Shurmur certainly looks and sounds the part, and the three men who made the call to hire him — co-owners John Mara and Steve Tisch and general manager Dave Gettleman — offer a compelling case for why he will succeed.

“He’s got an excellent track record as a play-caller, and he’s well-respected by the players that he’s coached in the past,” Mara said. “Pat and Dave share a similar philosophy in how to build a team. In sum, he checked all of the boxes for us. For all of these reasons, we believe that he is the right coach at the right time for this franchise.”

Tisch pointed to Shurmur’s “confidence, experience, maturity, passion, vision, commitment, optimism” and added, “I think the players are going to respond to him and look forward to working with a great leader and a great new head coach.”

Gettleman was particularly impressed by Shurmur’s self-evaluation after his failed two-year run as the Browns’ head coach in 2011-12, when he won only nine games in two seasons. Gettleman himself had to look inward for why he was ousted last July as the Panthers’ general manager, so he was anxious to hear Shurmur’s self-scouting report.

“He was very detailed,” Gettleman said. “He obviously was very honest with himself, just like I had to be honest with myself when things didn’t go right. He’s a very self-aware guy and a very mature guy. He checked absolutely all the boxes for me.”

Now we will see if Shurmur can grow from his experience in Cleveland, and if he can do as well as another failed Browns coach in his next iteration.

No one is expecting Shurmur to come close to Bill Belichick, who will be coaching in his eighth Super Bowl on Feb. 4 in Minnesota, but it’s not a stretch to believe that Shurmur will be better for having gone through his experience in Cleveland.

“I wish I knew then what I know now,” Shurmur said of his Browns days. “Once you’ve done it before, you have the resources and you’ve made those decisions.

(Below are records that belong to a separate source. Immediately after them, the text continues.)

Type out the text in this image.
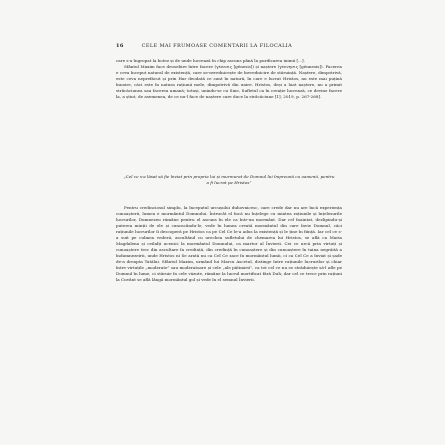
16	CELE MAI FRUMOASE COMENTARII LA FILOCALIA

care s-a îngropat la botez și de unde lucrează în chip ascuns până la purificarea inimii [...].

Sfântul Maxim face deosebire între facere (γένεσις [génesis]) și naștere (γέννησις [génnesis]). Facerea e ceva început natural de existență, care se-nvrednicește de învrednicire de stăruință. Naștere, dimpotrivă, este ceva neprefăcut și prin Har deodată ce sunt în natură, în care e lucrat Hristos, nu este mai puțină înnoire, căci este în natura rațiunii mele, dimpotrivă din unire. Hristos, deși a luat naștere, nu a primit strâcăciunea sau facerea umană; totuși, unindu-se cu Sine, Sufletul ca în creație lucrează, ce devine facere la, a știut, de asemenea, de ce nu-l face de naștere care duce la strâcăciune [1], 2019, p. 267-268].

„Cel ce s-a lăsat să fie înviat prin propria lui și murmurat de Domnul lui împreună cu oamenii, pentru a fi lucrat pe Hristos”

Pentru credinciosul simplu, la începutul urcușului duhovnicesc, care crede dar nu are încă experiența cunoașterii, lumea e mormântul Domnului. Întrucât el încă nu înțelege cu mintea rațiunile și înțelesurile lucrurilor, Dumnezeu rămâne pentru el ascuns în ele ca într-un mormânt. Dar cel înaintat, dezlipindu-și puterea minții de ele și cunoscându-le, vede în lumea creată mormântul din care învie Domnul, căci rațiunile lucrurilor îi descoperă pe Hristos ca pe Cel Ce le-a adus la existență și le ține în ființă. Iar cel ce s-a suit pe culmea vederii, ascultând cu urechea sufletului de chemarea lui Hristos, se află ca Maria Magdalena și ceilalți ucenici la mormântul Domnului, ca martor al Învierii. Cei ce urcă prin virtuți și cunoaștere trec din ascultare în credință, din credință în cunoaștere și din cunoaștere în taina negrăită a îndumnezeirii, unde Hristos ni Se arată nu ca Cel Ce zace în mormântul lumii, ci ca Cel Ce a înviat și șade de-a dreapta Tatălui. Sfântul Maxim, urmând lui Marcu Ascetul, distinge între rațiunile lucrurilor și chiar între virtuțile „moderate” sau moderatoare și cele „ale pătimirii”, ca tot cel ce nu se străduiește să-l afle pe Domnul în lume, ci stăruie în cele văzute, rămâne la lucrul mortificat fără Duh; dar cel ce trece prin rațiuni la Cuvânt se află lângă mormântul gol și vede în el semnul Învierii.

You’ve done the things that you say if I do that again, I’ll never do that again. And I think I learned that.”

Shurmur gave every expectation that he will have Eli Manning as his starter, although there remains a chance that the Giants will select a quarterback with the second overall pick in the draft. It could be a tricky arrangement, especially when the day comes that Shurmur is ready to go to a younger quarterback. Manning appears ready to make it work, although he has indicated several times that he wants to be the starter, not a mentor for his eventual replacement.

The quarterback situation ultimately will work itself out — even if it results in an eventual divorce from Manning — but Shurmur’s underlying conviction about how to run a football team will provide the basis for his actions: You’d better give it your all or you’ll be gone.

“I have zero tolerance for people that don’t compete,” he said. “I have zero tolerance for people that don’t give effort, and I have zero tolerance for people that show a lack of respect. And I think that’s something that you’ll know about me as we get to know each other better.”

A good first day indeed.

In the end, though, his legacy as the Giants’ coach can be judged only after his last one.